How The EU Prepares For the Next Global Pandemic Domestically: An Examination of the Union Compulsory Licence [Guest Essay]
Newsletter Edition #214 [The Files In-Depth]
Hi,
The European Union has cast itself as a leader in global health at a time of swiftly changing geopolitics. From incubating the ACT Accelerator at the beginning of the COVID-19 pandemic, to germinating the idea for a new Pandemic Treaty, the EU has been a decisive player in also shaping WHO finances, and its key strategic health investments across the African industry and institutions.
The EU’s aspirations are also striking in the context of a retreating United States where globalization is under attack.
And yet, the EU’s resistance to alter the status quo in the response to health emergencies, whether at the TRIPS Waiver discussions at the WTO, or its positions on many health and trade related matters at WHO, suggests a lack of coherence in its overall goal towards leadership in global health.

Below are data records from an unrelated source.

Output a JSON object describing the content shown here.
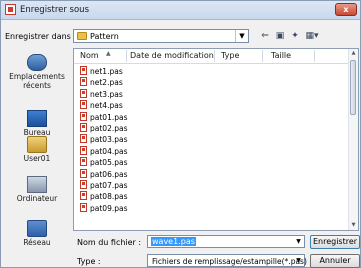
{
  "window": {
    "title": "Enregistrer sous",
    "close_label": "x"
  },
  "lookin": {
    "label": "Enregistrer dans :",
    "value": "Pattern"
  },
  "toolbar": {
    "back_icon": "back-arrow-icon",
    "up_icon": "up-folder-icon",
    "newfolder_icon": "new-folder-icon",
    "view_icon": "view-menu-icon"
  },
  "places": [
    {
      "label": "Emplacements récents",
      "icon": "recent-places-icon"
    },
    {
      "label": "Bureau",
      "icon": "desktop-icon"
    },
    {
      "label": "User01",
      "icon": "user-folder-icon"
    },
    {
      "label": "Ordinateur",
      "icon": "computer-icon"
    },
    {
      "label": "Réseau",
      "icon": "network-icon"
    }
  ],
  "columns": {
    "name": "Nom",
    "date": "Date de modification",
    "type": "Type",
    "size": "Taille"
  },
  "files": [
    "net1.pas",
    "net2.pas",
    "net3.pas",
    "net4.pas",
    "pat01.pas",
    "pat02.pas",
    "pat03.pas",
    "pat04.pas",
    "pat05.pas",
    "pat06.pas",
    "pat07.pas",
    "pat08.pas",
    "pat09.pas"
  ],
  "filename": {
    "label": "Nom du fichier :",
    "value": "wave1.pas"
  },
  "filetype": {
    "label": "Type :",
    "value": "Fichiers de remplissage/estampille(*.pas)"
  },
  "buttons": {
    "save": "Enregistrer",
    "cancel": "Annuler"
  }
}
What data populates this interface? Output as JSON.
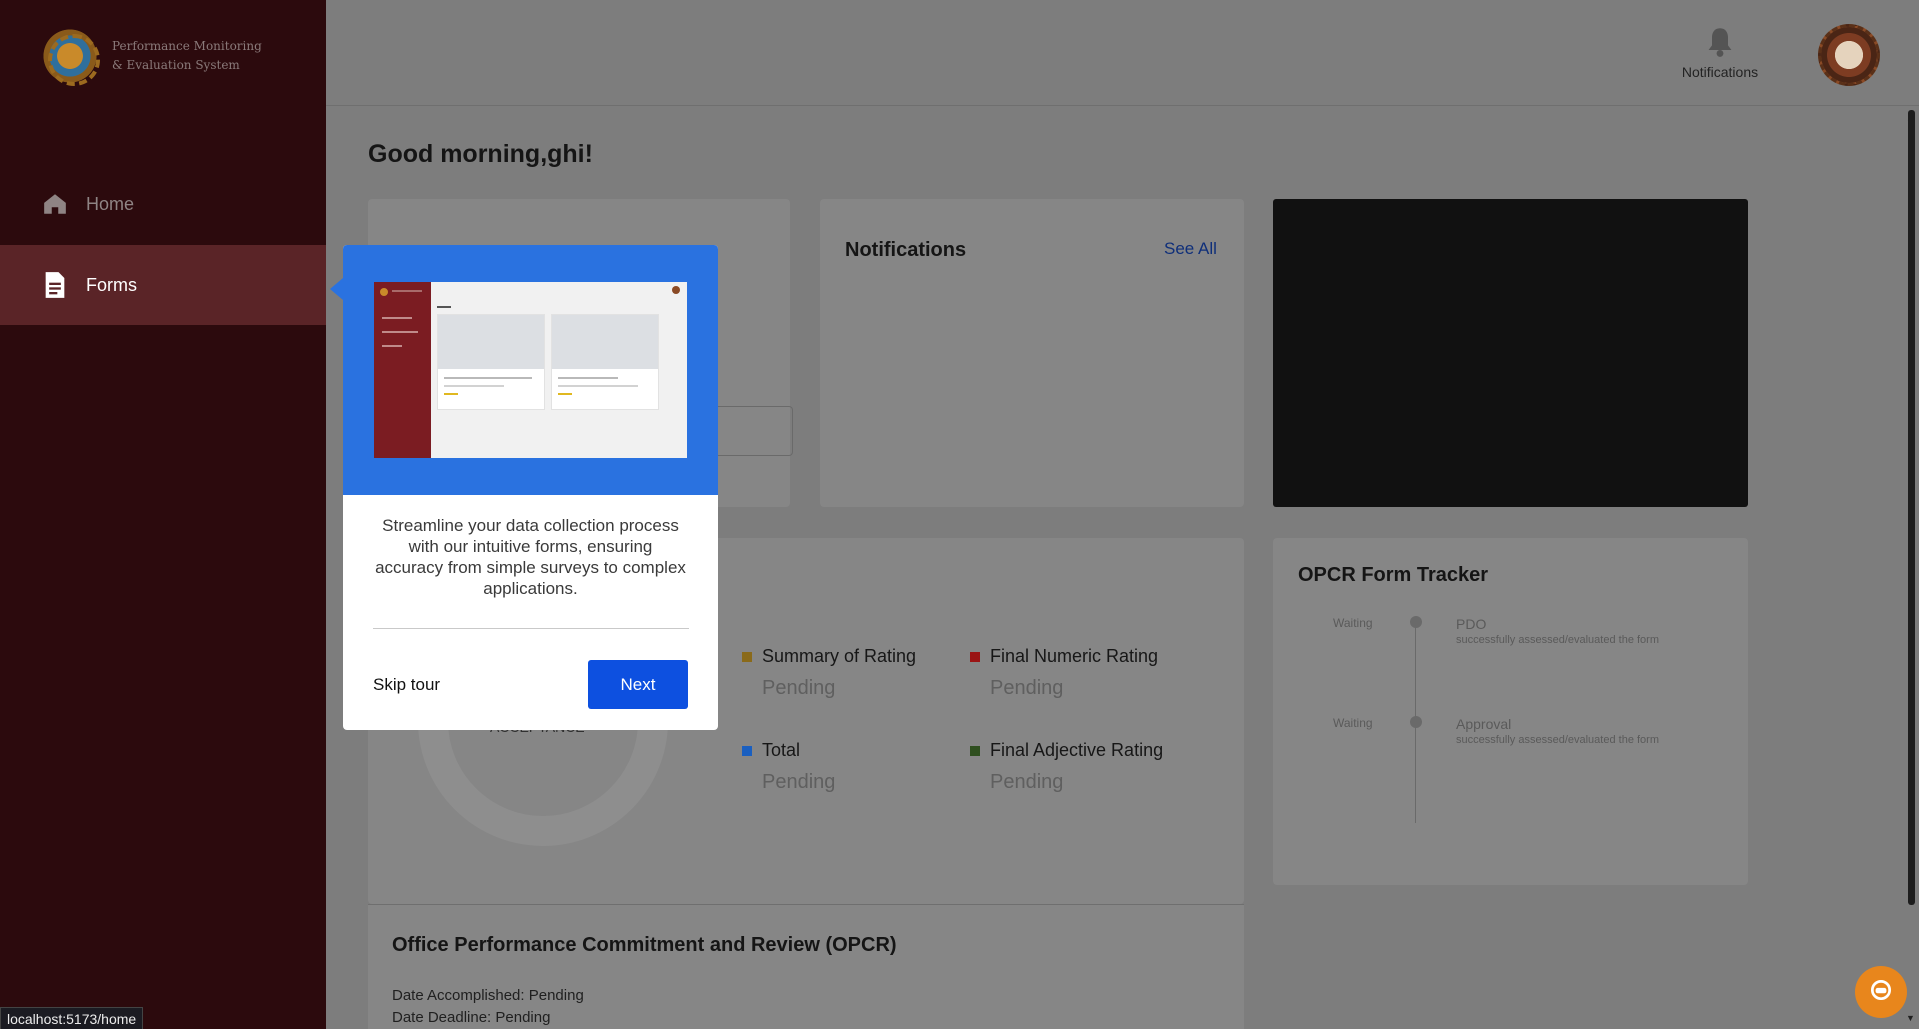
{
  "app": {
    "logo_text": "Performance Monitoring & Evaluation System"
  },
  "sidebar": {
    "items": [
      {
        "label": "Home",
        "icon": "home-icon",
        "active": false
      },
      {
        "label": "Forms",
        "icon": "document-icon",
        "active": true
      }
    ]
  },
  "header": {
    "notifications_label": "Notifications"
  },
  "main": {
    "greeting": "Good morning,ghi!",
    "notifications_card": {
      "title": "Notifications",
      "see_all": "See All"
    },
    "rating": {
      "donut_label": "ACCEPTANCE",
      "items": [
        {
          "label": "Summary of Rating",
          "value": "Pending",
          "color": "#8a6a1a"
        },
        {
          "label": "Final Numeric Rating",
          "value": "Pending",
          "color": "#9a1414"
        },
        {
          "label": "Total",
          "value": "Pending",
          "color": "#1a5fc0"
        },
        {
          "label": "Final Adjective Rating",
          "value": "Pending",
          "color": "#2f4f1f"
        }
      ]
    },
    "tracker": {
      "title": "OPCR Form Tracker",
      "steps": [
        {
          "status": "Waiting",
          "title": "PDO",
          "desc": "successfully assessed/evaluated the form"
        },
        {
          "status": "Waiting",
          "title": "Approval",
          "desc": "successfully assessed/evaluated the form"
        }
      ]
    },
    "opcr": {
      "title": "Office Performance Commitment and Review (OPCR)",
      "date_accomplished": "Date Accomplished: Pending",
      "date_deadline": "Date Deadline: Pending"
    }
  },
  "tour": {
    "description": "Streamline your data collection process with our intuitive forms, ensuring accuracy from simple surveys to complex applications.",
    "skip_label": "Skip tour",
    "next_label": "Next"
  },
  "status_bar": {
    "url": "localhost:5173/home"
  }
}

In today’s edition, we look at policy discussions within the EU on some of these difficult matters. Our guest authors from Health Action International [HAI], have tracked the evolution of the recent processes on IP related matters, particularly the proposal for the use of a region-wide compulsory license, through the institutions in Brussels.
We hope you find this guest essay useful, also in the light of the ongoing global health negotiations in Geneva. We are grateful to HAI activists, Jaume Vidal and Alice Beck for charting this out for our readers.
Apart from providing our readers with original reporting, we are keen on bringing diverse perspectives from global health experts. Get in touch with us if you wish to access our audience of diplomats, decision-makers, scholars, the private sector and other experts who shape global health policy.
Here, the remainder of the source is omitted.